Calcium measurement in neoCM

Calcium transients from spontaneous or electrically evoked activity in neoCM were obtained with the Myocyte Calcium and Contractility System (IonOptix, Westwood, Massachusetts, USA). NeoCM were measured 6–9 days after isolation. NeoCM monolayers were transiently transfected with miR mimics for 24 h as described above. Cells were loaded with 4 µM Fura-2 AM (stock solution: 1 mM in DMSO) at 37°C for 30 min. Each sample was measured three times at room temperature: after recording control signals for 2 min the buffer was changed to 10 µM isoprenaline (ISO) (2 min break) and response to ISO was measured for 3 min and after a 1 min break again for 3 min. If possible, spontaneous calcium transients were recorded. Otherwise, cells were paced at 1 Hz to evoke calcium transients (MyoPacer, 5–10 V per pulse, pulse duration maximum 4 ms). IonWizard 6.6 (IonOptix) was used for data acquisition at sampling frequencies of 100 Hz (average 4: 4 collected data points are averaged into one raw data point) or 250 Hz (average 1). Monotonic transient analysis was performed using IonWizard 6.6.

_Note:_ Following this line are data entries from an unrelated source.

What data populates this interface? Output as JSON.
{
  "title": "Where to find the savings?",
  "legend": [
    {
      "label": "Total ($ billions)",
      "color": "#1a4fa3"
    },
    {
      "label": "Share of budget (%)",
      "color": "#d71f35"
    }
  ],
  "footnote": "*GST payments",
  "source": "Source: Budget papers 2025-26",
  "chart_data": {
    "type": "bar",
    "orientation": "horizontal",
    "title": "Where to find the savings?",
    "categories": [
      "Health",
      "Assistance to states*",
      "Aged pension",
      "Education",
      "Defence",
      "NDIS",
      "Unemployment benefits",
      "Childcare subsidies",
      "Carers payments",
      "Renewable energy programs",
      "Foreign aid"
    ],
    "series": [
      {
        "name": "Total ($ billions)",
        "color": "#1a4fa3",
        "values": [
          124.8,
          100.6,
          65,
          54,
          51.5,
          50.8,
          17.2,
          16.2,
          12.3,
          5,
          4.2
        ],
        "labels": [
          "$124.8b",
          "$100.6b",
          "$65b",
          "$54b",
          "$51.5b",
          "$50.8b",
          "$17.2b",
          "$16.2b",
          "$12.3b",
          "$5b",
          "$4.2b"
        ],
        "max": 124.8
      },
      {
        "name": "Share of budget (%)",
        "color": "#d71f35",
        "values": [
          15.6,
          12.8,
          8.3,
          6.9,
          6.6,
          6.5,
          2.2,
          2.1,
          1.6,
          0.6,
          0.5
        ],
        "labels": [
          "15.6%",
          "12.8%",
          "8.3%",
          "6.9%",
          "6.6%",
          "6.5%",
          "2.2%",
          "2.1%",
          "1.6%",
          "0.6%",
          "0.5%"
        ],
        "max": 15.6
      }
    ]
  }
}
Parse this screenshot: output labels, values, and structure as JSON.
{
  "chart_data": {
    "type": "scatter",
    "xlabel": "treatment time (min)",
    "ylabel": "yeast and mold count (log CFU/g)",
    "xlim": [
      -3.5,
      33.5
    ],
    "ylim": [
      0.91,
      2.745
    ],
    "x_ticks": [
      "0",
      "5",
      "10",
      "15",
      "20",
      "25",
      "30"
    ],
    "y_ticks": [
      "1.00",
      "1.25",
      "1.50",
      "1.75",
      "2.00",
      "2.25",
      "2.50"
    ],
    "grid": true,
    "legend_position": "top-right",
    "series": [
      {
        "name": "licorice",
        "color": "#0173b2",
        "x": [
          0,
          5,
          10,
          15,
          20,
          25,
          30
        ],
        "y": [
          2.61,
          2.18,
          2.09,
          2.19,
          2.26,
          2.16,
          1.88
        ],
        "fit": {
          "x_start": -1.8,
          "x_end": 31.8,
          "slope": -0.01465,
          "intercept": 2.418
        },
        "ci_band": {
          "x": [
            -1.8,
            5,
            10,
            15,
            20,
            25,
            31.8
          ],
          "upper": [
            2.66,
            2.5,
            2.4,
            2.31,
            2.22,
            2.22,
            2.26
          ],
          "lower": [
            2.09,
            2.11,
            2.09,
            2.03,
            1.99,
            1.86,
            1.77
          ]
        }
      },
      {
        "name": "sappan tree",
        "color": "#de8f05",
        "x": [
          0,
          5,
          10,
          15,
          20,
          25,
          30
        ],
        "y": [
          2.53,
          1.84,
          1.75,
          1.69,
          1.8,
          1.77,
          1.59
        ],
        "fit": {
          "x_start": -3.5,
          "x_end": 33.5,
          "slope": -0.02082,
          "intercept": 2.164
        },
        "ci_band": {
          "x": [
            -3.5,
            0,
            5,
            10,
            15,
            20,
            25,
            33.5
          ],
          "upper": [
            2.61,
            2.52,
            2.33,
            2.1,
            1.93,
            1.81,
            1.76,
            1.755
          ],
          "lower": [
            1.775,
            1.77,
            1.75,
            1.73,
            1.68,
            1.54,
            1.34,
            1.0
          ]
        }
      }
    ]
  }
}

Contraction analysis in neoCM

NeoCM were isolated as described above and cells from about one heart were plated onto one 35 mm petri dish. Monolayers were transfected with mimic control or miR-222 as described above and measured after about 7–8 days in culture. Before the recording cells were washed with Ringer buffer once. Cells were then placed into a pre-heated Ibidi chamber (Ibidi heating system 1; plate temperature: 38°C, lid: 42°C; Ibidi, Gräfelfing, Germany) and allowed to acclimatize for 1 min. Contraction recordings were performed as follows: acclimatization of the cells in Ringer for 60 s, movie 1 (control) 30 s, buffer change to 10 µM ISO and acclimatization 150 s, movie 2 (ISO 1) 30 s, break 90 s, movie 3 (ISO 2) 30 s. Movies were analyzed using Myocyter [45] with the following parameters: “detection”: 10, “% of max recognized as beat”: 20.

Statistical analysis

Data are presented as mean  ±  standard error of mean. Student’s t test, Mann–Whitney rank sum test or Wilcoxon signed rank test were used as applicable according to pre-test data analysis by SigmaPlot 12.5. Tests were unpaired and two-tailed unless stated otherwise in the text. Grubbs tests were performed to identify outliers. A p value  <  0.05 was considered statistically significant. Graphics were created using Sigmaplot 12.5 and Origin 2018.